INSECURITY: HAS UZODINMA RUN OUT OF IDEAS?

INSECURITY: HAS UZODINMA RUN OUT OF IDEAS?

Chief Hope Uzodinma, who is now resident in Abuja, visited Imo State yesterday. Upon arrival, he went ahead almost immediately to launch what he termed Advanced Operation Search and Flush, which reflects his only initiative and sole strategy to stemming the conflagration of insecurity that has engulfed Imo State. What really took place during the launch was a display of some vehicles procured for the law enforcement agencies in the State. That was all. Or maybe it is necessary to mention that Uzodinma’s long speech only focussed on, and can be summarized as, a threat to crush all landlords in Imo whose tenants are smokers. And, for Uzodinma, a “wonderful” security architecture had been born.

First, it is important to state very quickly that any government that reduces security to a caricature does not deserve to exist. In political theory, government comes into being for the sake of life, and continues to exist for the sake of good life. When government fails to fulfill this primary obligation, which is the protection of lives, civil society ultimately relapses into Hobbesian pre-political state of nature where life is nasty, brutish, solitary, poor and short. A mighty man can be murdered in his sleep, a great man overcome by great numbers, and a strong man overwhelmed by a confederation of the weak.

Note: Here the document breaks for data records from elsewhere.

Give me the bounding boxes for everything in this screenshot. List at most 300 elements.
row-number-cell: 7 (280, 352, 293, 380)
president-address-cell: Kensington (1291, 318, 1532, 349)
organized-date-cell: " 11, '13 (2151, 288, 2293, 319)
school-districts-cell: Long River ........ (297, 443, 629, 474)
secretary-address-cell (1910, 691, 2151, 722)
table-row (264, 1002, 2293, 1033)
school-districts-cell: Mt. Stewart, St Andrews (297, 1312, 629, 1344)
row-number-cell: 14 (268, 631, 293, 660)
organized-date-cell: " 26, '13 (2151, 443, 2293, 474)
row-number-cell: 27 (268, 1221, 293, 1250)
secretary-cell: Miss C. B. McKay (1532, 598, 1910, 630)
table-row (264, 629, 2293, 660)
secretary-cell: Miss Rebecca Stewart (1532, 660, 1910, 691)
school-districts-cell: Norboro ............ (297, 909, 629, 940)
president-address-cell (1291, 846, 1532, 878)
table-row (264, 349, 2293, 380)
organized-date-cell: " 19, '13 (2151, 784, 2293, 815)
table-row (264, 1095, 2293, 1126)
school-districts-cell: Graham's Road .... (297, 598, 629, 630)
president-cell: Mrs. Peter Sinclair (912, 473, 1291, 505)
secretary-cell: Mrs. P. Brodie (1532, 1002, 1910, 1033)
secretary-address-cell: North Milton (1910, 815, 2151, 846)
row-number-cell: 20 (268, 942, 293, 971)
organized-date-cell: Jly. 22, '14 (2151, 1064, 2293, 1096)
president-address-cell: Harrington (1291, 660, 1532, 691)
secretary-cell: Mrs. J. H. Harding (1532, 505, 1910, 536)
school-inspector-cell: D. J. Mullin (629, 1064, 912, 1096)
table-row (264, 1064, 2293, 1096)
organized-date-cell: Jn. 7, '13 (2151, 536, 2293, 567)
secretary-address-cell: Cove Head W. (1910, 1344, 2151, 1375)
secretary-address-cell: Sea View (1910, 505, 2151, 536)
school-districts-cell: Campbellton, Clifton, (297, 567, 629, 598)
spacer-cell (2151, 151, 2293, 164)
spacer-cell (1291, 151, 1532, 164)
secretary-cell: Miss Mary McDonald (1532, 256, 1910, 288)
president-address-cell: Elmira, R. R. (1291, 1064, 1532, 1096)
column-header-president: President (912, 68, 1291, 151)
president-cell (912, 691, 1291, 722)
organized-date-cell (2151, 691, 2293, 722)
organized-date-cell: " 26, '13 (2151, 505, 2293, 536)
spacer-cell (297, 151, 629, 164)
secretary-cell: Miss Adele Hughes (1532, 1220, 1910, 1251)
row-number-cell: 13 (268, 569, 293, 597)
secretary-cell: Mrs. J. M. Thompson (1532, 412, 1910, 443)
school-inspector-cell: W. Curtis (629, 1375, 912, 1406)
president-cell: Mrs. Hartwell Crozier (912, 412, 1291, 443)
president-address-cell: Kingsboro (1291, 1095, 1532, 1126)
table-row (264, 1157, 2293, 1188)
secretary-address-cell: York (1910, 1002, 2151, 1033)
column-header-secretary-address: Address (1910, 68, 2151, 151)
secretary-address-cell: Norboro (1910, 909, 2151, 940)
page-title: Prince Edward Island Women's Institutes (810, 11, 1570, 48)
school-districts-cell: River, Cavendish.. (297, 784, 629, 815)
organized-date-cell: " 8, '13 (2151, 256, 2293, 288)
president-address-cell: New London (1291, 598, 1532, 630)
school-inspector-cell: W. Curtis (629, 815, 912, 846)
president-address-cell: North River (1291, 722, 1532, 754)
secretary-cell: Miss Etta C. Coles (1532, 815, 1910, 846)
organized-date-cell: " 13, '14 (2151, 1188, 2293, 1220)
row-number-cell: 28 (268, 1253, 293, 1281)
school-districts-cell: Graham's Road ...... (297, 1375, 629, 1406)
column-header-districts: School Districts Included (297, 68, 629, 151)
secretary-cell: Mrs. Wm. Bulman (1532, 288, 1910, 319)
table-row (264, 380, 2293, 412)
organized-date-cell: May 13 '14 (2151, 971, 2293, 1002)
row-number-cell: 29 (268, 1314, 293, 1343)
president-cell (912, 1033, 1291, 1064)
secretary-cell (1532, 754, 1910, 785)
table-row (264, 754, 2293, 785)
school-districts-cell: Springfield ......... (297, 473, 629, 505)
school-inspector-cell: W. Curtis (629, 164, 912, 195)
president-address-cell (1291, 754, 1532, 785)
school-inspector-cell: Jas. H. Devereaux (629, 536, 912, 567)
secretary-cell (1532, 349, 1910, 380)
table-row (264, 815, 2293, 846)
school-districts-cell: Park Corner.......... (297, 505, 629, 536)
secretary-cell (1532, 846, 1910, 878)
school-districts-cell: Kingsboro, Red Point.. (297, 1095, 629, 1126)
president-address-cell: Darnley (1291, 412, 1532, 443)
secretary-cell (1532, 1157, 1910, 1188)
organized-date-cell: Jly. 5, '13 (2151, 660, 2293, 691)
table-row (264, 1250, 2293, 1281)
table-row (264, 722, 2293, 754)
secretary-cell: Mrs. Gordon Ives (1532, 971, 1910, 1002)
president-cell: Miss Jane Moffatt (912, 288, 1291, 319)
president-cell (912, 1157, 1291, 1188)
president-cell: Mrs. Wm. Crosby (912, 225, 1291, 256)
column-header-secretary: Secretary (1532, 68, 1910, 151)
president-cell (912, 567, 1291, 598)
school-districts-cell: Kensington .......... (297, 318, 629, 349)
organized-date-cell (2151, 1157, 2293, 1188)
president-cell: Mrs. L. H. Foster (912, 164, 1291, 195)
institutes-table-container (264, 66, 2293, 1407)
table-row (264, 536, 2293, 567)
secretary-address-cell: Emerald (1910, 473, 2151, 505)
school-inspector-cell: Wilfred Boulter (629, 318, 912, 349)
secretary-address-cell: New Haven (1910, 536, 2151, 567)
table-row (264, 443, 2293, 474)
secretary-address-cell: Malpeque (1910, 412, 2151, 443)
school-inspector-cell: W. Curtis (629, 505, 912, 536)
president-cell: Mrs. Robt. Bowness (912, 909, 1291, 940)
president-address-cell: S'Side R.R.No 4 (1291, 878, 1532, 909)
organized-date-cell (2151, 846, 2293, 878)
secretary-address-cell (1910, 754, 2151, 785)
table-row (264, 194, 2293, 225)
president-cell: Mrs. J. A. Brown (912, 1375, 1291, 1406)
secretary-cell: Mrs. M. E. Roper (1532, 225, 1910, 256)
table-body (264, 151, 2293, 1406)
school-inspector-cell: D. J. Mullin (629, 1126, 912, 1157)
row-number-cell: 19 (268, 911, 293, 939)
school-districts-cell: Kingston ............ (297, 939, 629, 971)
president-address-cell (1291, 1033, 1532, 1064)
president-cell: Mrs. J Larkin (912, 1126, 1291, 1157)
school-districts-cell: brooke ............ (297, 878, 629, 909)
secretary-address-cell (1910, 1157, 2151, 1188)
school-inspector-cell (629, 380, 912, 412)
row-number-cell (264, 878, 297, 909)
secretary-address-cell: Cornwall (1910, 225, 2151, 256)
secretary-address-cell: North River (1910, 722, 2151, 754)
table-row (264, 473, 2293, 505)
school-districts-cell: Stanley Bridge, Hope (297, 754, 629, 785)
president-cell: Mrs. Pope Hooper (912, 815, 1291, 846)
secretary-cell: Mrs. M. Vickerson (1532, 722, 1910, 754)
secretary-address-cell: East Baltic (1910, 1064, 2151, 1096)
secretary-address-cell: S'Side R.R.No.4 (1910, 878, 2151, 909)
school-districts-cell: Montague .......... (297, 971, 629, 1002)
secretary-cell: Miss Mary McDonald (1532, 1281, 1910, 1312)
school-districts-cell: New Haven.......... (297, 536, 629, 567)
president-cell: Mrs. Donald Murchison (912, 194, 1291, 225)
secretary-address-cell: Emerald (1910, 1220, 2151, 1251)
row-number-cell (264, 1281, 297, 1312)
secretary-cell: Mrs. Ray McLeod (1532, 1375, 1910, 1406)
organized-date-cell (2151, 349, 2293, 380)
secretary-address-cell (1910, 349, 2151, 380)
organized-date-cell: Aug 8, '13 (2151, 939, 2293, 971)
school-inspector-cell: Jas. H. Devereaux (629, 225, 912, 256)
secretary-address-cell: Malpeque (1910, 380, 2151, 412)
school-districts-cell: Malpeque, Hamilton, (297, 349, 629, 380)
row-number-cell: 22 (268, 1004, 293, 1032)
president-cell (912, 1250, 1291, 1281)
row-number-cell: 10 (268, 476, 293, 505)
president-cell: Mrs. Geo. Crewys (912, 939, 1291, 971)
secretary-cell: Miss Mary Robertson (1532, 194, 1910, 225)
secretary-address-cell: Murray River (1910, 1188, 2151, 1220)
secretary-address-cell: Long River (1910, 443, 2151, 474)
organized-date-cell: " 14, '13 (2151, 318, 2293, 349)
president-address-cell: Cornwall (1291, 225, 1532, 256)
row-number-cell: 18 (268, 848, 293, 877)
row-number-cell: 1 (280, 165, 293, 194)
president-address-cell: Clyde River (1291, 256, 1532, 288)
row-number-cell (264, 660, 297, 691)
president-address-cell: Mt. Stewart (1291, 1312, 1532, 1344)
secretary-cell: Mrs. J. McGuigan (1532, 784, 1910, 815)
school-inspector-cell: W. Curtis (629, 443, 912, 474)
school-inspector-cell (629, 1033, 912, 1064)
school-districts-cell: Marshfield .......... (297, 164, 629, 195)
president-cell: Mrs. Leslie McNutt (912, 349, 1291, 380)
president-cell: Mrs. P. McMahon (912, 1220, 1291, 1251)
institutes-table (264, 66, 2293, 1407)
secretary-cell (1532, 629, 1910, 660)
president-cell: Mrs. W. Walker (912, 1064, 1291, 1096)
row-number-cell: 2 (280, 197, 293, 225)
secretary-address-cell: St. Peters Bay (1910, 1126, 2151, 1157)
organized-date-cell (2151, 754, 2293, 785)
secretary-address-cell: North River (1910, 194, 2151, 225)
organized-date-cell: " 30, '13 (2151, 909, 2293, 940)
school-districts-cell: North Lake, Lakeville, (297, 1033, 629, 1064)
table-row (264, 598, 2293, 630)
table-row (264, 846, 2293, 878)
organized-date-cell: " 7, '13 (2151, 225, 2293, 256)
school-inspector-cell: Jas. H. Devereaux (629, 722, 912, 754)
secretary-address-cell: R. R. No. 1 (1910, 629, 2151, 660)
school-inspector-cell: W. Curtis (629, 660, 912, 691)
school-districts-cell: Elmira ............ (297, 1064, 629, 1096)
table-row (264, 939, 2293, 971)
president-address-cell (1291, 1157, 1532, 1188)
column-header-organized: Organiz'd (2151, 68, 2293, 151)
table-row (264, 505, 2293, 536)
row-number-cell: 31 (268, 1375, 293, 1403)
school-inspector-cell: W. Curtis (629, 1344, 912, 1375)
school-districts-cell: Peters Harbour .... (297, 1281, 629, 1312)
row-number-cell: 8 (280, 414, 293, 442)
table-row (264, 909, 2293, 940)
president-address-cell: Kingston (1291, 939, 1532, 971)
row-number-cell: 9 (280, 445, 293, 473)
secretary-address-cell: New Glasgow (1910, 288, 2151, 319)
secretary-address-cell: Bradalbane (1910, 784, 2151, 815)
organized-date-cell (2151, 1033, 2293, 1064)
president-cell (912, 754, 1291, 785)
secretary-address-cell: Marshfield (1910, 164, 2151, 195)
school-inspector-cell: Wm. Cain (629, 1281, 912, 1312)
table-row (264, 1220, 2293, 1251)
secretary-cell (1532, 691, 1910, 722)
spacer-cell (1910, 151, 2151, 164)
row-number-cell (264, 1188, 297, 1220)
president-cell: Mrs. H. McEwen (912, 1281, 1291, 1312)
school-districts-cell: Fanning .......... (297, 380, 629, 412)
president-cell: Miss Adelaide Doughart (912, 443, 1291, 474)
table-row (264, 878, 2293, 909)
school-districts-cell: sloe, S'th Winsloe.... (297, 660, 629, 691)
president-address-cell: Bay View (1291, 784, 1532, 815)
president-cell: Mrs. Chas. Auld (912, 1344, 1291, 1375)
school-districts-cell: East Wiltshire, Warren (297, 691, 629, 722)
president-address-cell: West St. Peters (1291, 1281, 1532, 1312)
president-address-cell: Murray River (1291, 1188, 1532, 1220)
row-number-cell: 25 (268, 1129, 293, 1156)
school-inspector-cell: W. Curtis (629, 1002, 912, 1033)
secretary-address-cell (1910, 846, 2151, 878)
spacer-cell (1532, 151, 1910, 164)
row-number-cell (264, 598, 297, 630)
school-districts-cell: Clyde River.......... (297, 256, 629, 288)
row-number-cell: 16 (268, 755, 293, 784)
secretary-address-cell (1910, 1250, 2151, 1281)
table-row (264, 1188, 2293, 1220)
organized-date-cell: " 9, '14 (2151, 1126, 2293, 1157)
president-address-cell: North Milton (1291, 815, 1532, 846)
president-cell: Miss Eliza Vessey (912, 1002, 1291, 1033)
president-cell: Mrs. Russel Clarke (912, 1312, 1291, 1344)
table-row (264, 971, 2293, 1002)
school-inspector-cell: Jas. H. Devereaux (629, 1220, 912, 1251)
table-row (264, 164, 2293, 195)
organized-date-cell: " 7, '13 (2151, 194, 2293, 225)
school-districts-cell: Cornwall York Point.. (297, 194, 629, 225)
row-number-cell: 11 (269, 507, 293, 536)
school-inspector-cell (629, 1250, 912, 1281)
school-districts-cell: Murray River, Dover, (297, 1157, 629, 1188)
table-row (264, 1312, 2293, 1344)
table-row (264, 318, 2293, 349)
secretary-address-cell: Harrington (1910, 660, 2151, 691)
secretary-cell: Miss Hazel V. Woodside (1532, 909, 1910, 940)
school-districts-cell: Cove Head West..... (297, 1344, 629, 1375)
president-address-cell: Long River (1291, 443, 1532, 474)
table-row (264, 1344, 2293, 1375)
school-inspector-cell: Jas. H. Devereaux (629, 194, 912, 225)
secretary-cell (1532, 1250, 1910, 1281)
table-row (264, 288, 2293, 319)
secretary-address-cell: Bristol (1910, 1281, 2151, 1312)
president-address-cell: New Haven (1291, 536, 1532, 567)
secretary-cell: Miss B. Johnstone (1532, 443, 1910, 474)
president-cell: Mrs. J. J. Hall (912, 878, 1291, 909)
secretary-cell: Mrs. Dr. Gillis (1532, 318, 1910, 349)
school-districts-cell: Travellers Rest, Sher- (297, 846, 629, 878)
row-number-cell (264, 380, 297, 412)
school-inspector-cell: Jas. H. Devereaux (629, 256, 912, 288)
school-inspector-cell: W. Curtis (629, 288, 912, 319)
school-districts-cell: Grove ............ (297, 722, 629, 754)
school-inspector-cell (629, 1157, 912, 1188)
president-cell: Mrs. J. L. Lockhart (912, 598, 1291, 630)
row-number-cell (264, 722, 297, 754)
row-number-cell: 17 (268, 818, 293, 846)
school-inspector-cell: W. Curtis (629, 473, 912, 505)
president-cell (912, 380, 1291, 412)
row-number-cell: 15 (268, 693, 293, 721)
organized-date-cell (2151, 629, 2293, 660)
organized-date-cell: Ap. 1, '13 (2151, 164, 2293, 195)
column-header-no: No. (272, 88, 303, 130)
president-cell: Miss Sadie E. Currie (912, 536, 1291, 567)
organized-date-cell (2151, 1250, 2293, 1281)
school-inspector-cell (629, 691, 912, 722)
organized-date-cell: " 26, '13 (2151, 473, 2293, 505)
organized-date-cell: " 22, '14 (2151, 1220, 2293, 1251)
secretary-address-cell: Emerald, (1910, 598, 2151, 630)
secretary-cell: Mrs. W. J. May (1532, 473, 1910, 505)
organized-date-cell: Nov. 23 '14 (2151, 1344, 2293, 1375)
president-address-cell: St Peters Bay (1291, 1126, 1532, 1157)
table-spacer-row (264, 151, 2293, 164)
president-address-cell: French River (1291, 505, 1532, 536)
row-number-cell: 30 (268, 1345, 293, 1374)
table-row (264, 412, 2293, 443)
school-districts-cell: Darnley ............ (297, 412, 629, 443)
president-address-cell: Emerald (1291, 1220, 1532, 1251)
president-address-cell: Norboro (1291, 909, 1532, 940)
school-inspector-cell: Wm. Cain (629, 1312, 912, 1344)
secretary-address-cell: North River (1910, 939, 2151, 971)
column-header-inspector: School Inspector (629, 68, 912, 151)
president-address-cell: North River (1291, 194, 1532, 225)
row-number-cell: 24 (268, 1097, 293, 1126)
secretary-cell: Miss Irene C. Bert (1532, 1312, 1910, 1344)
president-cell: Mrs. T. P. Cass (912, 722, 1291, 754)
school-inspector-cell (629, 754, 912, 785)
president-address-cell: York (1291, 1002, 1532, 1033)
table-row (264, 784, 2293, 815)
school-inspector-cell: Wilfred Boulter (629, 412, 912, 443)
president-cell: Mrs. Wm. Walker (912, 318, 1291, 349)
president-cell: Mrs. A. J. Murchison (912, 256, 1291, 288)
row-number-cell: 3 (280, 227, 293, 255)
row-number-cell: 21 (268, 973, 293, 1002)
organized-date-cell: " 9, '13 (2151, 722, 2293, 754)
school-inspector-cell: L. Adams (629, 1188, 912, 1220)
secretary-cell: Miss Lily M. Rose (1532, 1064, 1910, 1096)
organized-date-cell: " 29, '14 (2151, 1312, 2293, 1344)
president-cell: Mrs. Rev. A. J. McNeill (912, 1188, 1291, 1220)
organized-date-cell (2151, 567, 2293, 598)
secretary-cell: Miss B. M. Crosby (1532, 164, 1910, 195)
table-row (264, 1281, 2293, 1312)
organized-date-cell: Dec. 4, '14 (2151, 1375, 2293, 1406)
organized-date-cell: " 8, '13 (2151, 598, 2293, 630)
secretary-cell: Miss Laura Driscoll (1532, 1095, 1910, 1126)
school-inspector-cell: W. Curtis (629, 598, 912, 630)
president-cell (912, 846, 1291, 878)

It was in March 2020 that Uzodinma first came up with this very same idea of Operation Search and Flush. He launched it amid fanfare. However, between March 2020 and January 2021, crime in the State soared to a new height. Some parts of the State, like Douglas Road, Okwudor axis on Orlu Road, and Onitsha Road, particularly from Control Post to Ogbaku, were taken over almost entirely by armed criminal elements. A Catholic Bishop in Owerri was once a victim of the unmitigated kidnappings in the State.

There was a particular incident that must never be forgotten. In the peak of the lockdown which was induced by Covid-19, truckloads of young men were being transported in the State from the other parts of the country, notably the North. In one of the instances, the Head of Uzodinma’s Taskforce on Covid-19 and former INEC Chairman, openly admitted that they saw those hundreds of aliens loaded in trucks, but allowed them to pass.

The big question now is: Who were those people and where were they headed. This is a difficult question to answer. But we may reflect back a bit to two petitions written by an Igbo group named ASETU to the former President of the USA, Donald Trump, and the United Nations respectively during the lockdown, both of which raised an alarm that aliens were being imported into Igboland to occupy the forests so as to create crisis and insecurity in the region after the lockdown. If today the lockdown has been eased, and crisis is raging in the land, does that not justify the fears of the petitioners? What does this say about the security architecture in Imo which could not arrest the aliens seen in their hundreds being conveyed into Imo State during the lockdown? Who were those aliens in trucks caught by Uzodinma’s Covid-19 Taskforce and allowed to pass? Why did the Operation Search and Flush not apprehend them?

What Uzodinma has done with the relaunch of the ineffective Operation Search and Flush is to put an old wine in a new wineskin. He has run out of ideas. He is now recycling a failed initiative. There is something called policy evaluation. It is a fundamental part of the public policy process. No serious government would evaluate the performance of the so-called Operation Search and Flush and come to the conclusion that it should continue, even when the rate of crime in State keeps rising, and the hues and cries of extortions becoming deafening.

The truth is that Uzodinma is at a loss with what security means and how it can be attained. To be sure, there are two interrelated ways that the misrule of Uzodinma has continued to fan the embers of insecurity.

First, the government has refused to prioritize job creation. They have no program, no plan and no agenda to intervene in the unemployment miasma in the State. On the authority of the NBS, Imo State is currently the unemployment capital of Nigeria, with 82% of its employable social category completely unemployed. Security begins with disabling those structures that expose the people to crime, and first in this regard is creation of opportunities. It is cheaper to train people and engage them than to buy guns and vehicles, and build prisons. When people find a pathway out of poverty, they can hardly resort to crime. It is called soft security.

Second is Uzodinma’s deliberate policy to stifle the local government system. For almost seventeen months, no local government area in Imo can boast of doing any project, and the whereabouts of their funds cannot be told. This has deprived rural dwellers of opportunities and induced rural-urban migration, which has concomitantly led to an increase in criminality in the urban areas. No government that is serious about addressing insecurity would strangulate the local government system in a state where opportunities in the cities are scare, or even absent, and where over 70% of the population reside in the rural areas. This is a disaster! The insecurity in Imo is organically tied to the regime of bad governance in the State. No ifs, ands or buts can do any magic until the issue is tackled from its taproot.